Farmer sees a direct line from her earlier feminist comic book creations to "Special Exits." She also acknowledges that being known as the co-creator of a comic book series that sold more than 100,000 copies made it easier for her to land an agent and a book deal.

"[The comic books] were a response to sexism in comics, and society in general," she said. "This is a response to ageism. And what's more interesting than sex and death?"

Farmer was trained in advertising design at the Art Center College of Design at age 18, and then went on to UCI, where she graduated with a degree in classical languages.

Her parents never knew about her life as a comic book provocateur, she said. In one drawer in her studio she keeps clippings from the 1973 arrest of the couple who bought Fahrenheit 451 from Chevli and sold the comics created by her and Farmer.

The obscenity arrests sparked protests in Laguna Beach, with marchers holding signs reading, "Zap the Zap Zappers." Farmer said she begged reporters to keep her name out of the press, which they did.

The reaction of law enforcement was not unexpected, but Farmer says she was disheartened by the response of many in the feminist movement. "We were politically incorrect, trying to bring humor and sexuality to the women's movement," she said.

Both Farmer and Chevli talk wistfully of their "many adventures" and their unlikely friendships with the Zap comix creators.

"We were accepted into this group of people in San Francisco after we went to a convention in the mid-1970s," Chevli recalled. "We were in like Flynn. We met all the cartoonists. They were all-male, down and dirty. We were arch-feminists."

Of Crumb, Chevli laughed. "Of course he was awful, but we still adore him.
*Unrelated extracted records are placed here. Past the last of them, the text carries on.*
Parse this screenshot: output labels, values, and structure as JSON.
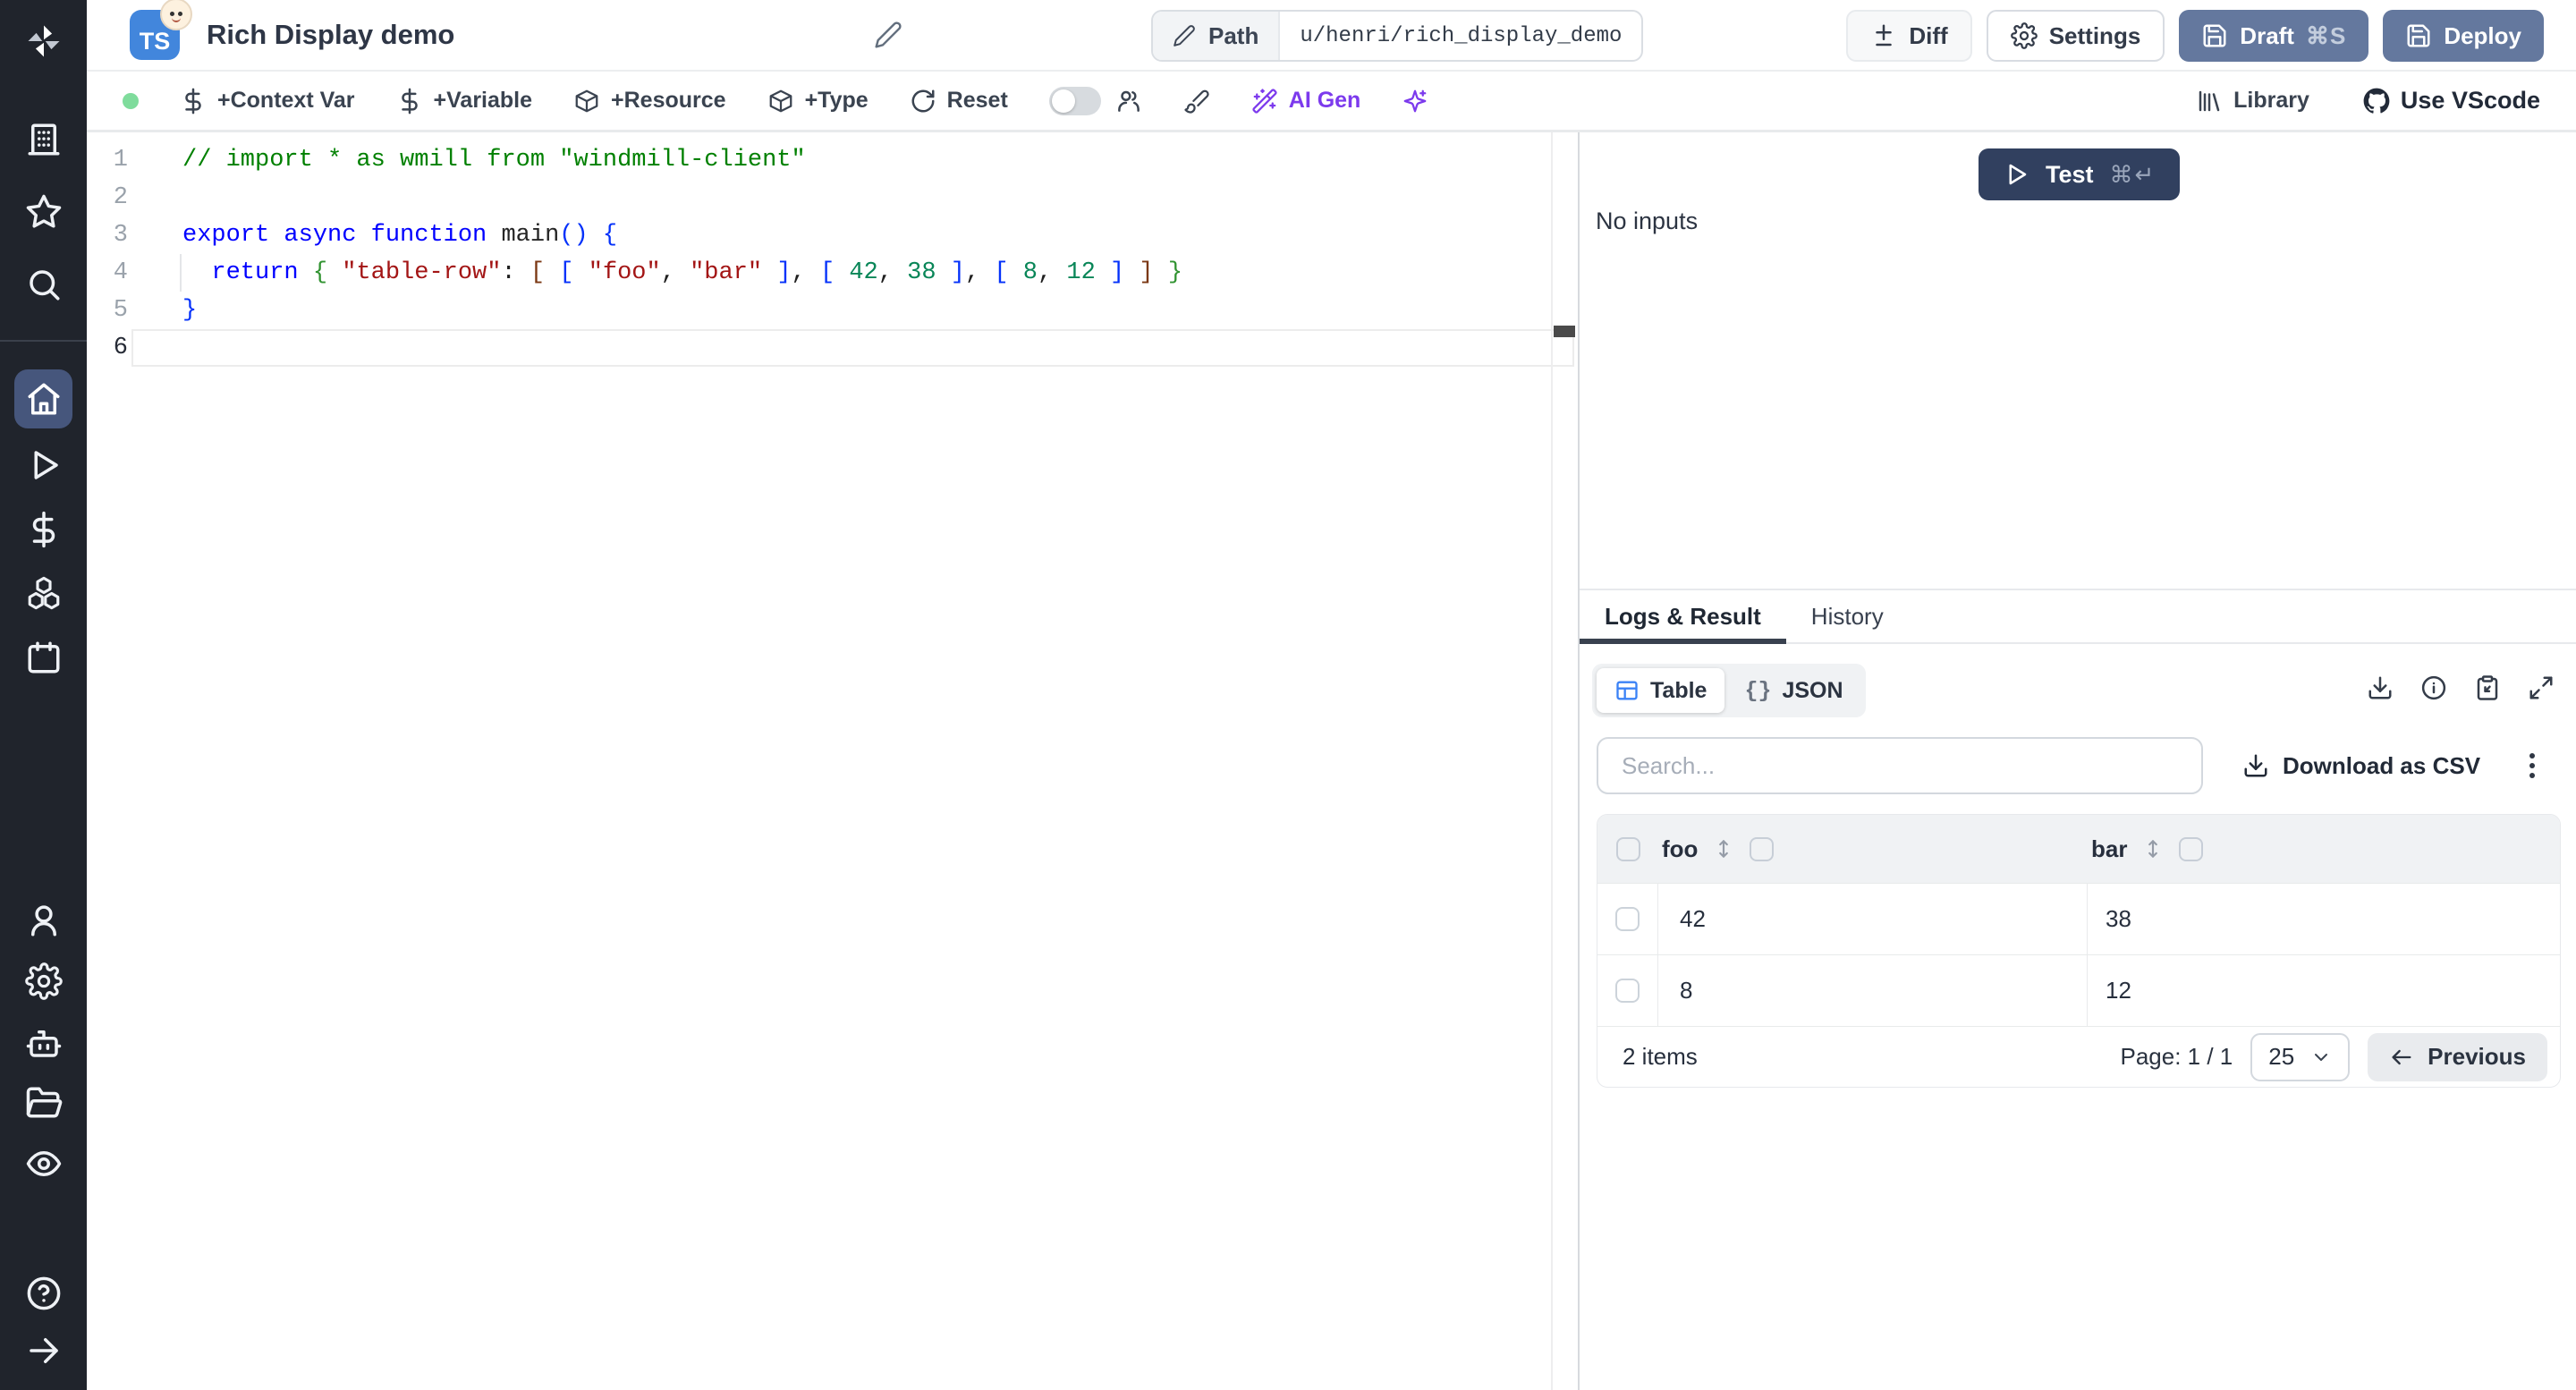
{
  "header": {
    "badge": "TS",
    "title": "Rich Display demo",
    "path_label": "Path",
    "path_value": "u/henri/rich_display_demo",
    "diff_label": "Diff",
    "settings_label": "Settings",
    "draft_label": "Draft",
    "draft_shortcut": "⌘S",
    "deploy_label": "Deploy"
  },
  "toolbar": {
    "context_var": "+Context Var",
    "variable": "+Variable",
    "resource": "+Resource",
    "type": "+Type",
    "reset": "Reset",
    "ai_gen": "AI Gen",
    "library": "Library",
    "use_vscode": "Use VScode"
  },
  "editor": {
    "token_colors": {
      "comment": "#008000",
      "keyword": "#0000ff",
      "string": "#a31515",
      "number": "#098658",
      "bracket1": "#0431fa",
      "bracket2": "#319331",
      "bracket3": "#7b3814",
      "function": "#262626",
      "plain": "#1f1f1f"
    },
    "lines": [
      {
        "number": "1",
        "tokens": [
          {
            "text": "// import * as wmill from \"windmill-client\"",
            "color": "comment"
          }
        ]
      },
      {
        "number": "2",
        "tokens": []
      },
      {
        "number": "3",
        "tokens": [
          {
            "text": "export async function ",
            "color": "keyword"
          },
          {
            "text": "main",
            "color": "function"
          },
          {
            "text": "() {",
            "color": "bracket1"
          }
        ]
      },
      {
        "number": "4",
        "tokens": [
          {
            "text": "  ",
            "color": "plain"
          },
          {
            "text": "return",
            "color": "keyword"
          },
          {
            "text": " ",
            "color": "plain"
          },
          {
            "text": "{",
            "color": "bracket2"
          },
          {
            "text": " ",
            "color": "plain"
          },
          {
            "text": "\"table-row\"",
            "color": "string"
          },
          {
            "text": ": ",
            "color": "plain"
          },
          {
            "text": "[",
            "color": "bracket3"
          },
          {
            "text": " ",
            "color": "plain"
          },
          {
            "text": "[",
            "color": "bracket1"
          },
          {
            "text": " ",
            "color": "plain"
          },
          {
            "text": "\"foo\"",
            "color": "string"
          },
          {
            "text": ", ",
            "color": "plain"
          },
          {
            "text": "\"bar\"",
            "color": "string"
          },
          {
            "text": " ",
            "color": "plain"
          },
          {
            "text": "]",
            "color": "bracket1"
          },
          {
            "text": ", ",
            "color": "plain"
          },
          {
            "text": "[",
            "color": "bracket1"
          },
          {
            "text": " ",
            "color": "plain"
          },
          {
            "text": "42",
            "color": "number"
          },
          {
            "text": ", ",
            "color": "plain"
          },
          {
            "text": "38",
            "color": "number"
          },
          {
            "text": " ",
            "color": "plain"
          },
          {
            "text": "]",
            "color": "bracket1"
          },
          {
            "text": ", ",
            "color": "plain"
          },
          {
            "text": "[",
            "color": "bracket1"
          },
          {
            "text": " ",
            "color": "plain"
          },
          {
            "text": "8",
            "color": "number"
          },
          {
            "text": ", ",
            "color": "plain"
          },
          {
            "text": "12",
            "color": "number"
          },
          {
            "text": " ",
            "color": "plain"
          },
          {
            "text": "]",
            "color": "bracket1"
          },
          {
            "text": " ",
            "color": "plain"
          },
          {
            "text": "]",
            "color": "bracket3"
          },
          {
            "text": " ",
            "color": "plain"
          },
          {
            "text": "}",
            "color": "bracket2"
          }
        ]
      },
      {
        "number": "5",
        "tokens": [
          {
            "text": "}",
            "color": "bracket1"
          }
        ]
      },
      {
        "number": "6",
        "tokens": [],
        "current": true
      }
    ]
  },
  "run_panel": {
    "test_label": "Test",
    "test_shortcut": "⌘↵",
    "no_inputs": "No inputs"
  },
  "result_panel": {
    "tabs": [
      {
        "label": "Logs & Result",
        "active": true
      },
      {
        "label": "History",
        "active": false
      }
    ],
    "view_table_label": "Table",
    "view_json_label": "JSON",
    "braces_glyph": "{}",
    "search_placeholder": "Search...",
    "download_csv_label": "Download as CSV",
    "items_count": "2 items",
    "page_label": "Page: 1 / 1",
    "page_size": "25",
    "previous_label": "Previous"
  },
  "result_table": {
    "columns": [
      {
        "label": "foo"
      },
      {
        "label": "bar"
      }
    ],
    "rows": [
      [
        "42",
        "38"
      ],
      [
        "8",
        "12"
      ]
    ]
  },
  "colors": {
    "sidebar_bg": "#20242c",
    "sidebar_active": "#46567c",
    "primary_slate": "#64789e",
    "test_button_navy": "#31405f",
    "ai_purple": "#7c3aed",
    "status_green": "#7fdc9c",
    "ts_badge_blue": "#4286dc",
    "table_icon_blue": "#3b82f6"
  }
}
He was so clever."

Chevli, a sculptor who exhibited at the Festival of Arts for years, credits a move from her native Connecticut to Laguna Beach in 1961 with "opening me up to the world." The Skidmore graduate, who says she was inspired by reading Ghandi's memoir at the age of 12, ended up living in India for a number of years.

Now ensconced in a quiet senior citizens complex overlooking the ocean in Laguna Beach, Chevli is trying to get her own novel published, based on her adventures as an underground comic book queen. She is proud of Farmer's accomplishment in her own right.

"I'm so delighted by her success," Chevli said of her co-comic creator. "Joyce did it and did it beautifully."

Chevli herself has achieved a unique status among comic book creators. The Kinsey Institute, which studies human sexuality, recently requested her archives. She was also contacted by the U.S. State Department to meet with an Argentinean humorist who specifically requested an audience with the creators of the feminist comic series.

"We are finally getting our due," Chevli said.